Ringfort (Rath), Slane Beg, Co. Westmeath
Co. Westmeath |
Ringforts
On the south-facing slope of a small ridge in the townland of Slane Beg, a ringfort once sat in full view of the surrounding Westmeath countryside.
What makes this particular site quietly troubling is not what it was, but what it has become: between a detailed field description made in 1980 and the present day, the earthwork appears to have been levelled almost entirely, leaving only the faintest ghost of a former enclosure visible on aerial photography.

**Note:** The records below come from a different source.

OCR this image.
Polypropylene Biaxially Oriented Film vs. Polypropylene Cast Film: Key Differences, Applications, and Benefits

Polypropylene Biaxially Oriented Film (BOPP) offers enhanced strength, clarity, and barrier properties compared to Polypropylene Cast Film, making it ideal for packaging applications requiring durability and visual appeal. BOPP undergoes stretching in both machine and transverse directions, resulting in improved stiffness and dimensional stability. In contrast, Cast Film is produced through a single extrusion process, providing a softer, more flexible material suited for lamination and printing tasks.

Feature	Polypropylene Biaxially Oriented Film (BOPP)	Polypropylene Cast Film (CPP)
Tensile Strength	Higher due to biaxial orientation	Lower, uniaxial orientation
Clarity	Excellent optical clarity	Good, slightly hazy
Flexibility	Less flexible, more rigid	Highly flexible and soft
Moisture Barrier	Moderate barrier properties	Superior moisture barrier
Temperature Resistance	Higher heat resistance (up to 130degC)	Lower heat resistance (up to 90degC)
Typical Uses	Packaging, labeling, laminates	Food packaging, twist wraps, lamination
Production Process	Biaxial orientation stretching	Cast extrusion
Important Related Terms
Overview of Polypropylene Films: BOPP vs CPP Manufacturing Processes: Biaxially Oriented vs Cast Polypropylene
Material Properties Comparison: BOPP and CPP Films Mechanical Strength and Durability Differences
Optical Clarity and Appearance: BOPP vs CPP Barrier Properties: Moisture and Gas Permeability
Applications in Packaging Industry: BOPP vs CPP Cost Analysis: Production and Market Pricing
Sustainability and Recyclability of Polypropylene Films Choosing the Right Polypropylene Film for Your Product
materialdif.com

Ringforts, known in Irish as raths, were enclosed farmsteads typically dating from the early medieval period, roughly the fifth to twelfth centuries. They usually consist of a raised circular or oval bank, sometimes with an external fosse (a ditch dug to provide material for the bank), enclosing a domestic area where a family and their livestock would have lived. The Slane Beg example was substantial. When examined in 1980, it measured approximately 51 metres east to west and 44 metres north to south, making it notably large by any standard, and its shape was roughly rectangular rather than the more typical circular form. The bank was still reasonably legible on the south-western to north-western arc, though elsewhere it had been worn to little more than a low scarp. A shallow fosse was traceable along part of the western side, its outer edge already cut into by old cultivation ridges. No entrance feature was identifiable. The site appeared on the Ordnance Survey six-inch map of 1837, annotated simply as "fort", but had already vanished from the revised twenty-five-inch edition of 1913, suggesting agricultural pressure on the monument was long-standing. Old ridge-and-furrow cultivation patterns within the interior pointed to the same gradual encroachment. By the time aerial imagery was examined in more recent years, the earthwork had been reduced to a trace detectable only from above, its physical presence in the landscape essentially gone.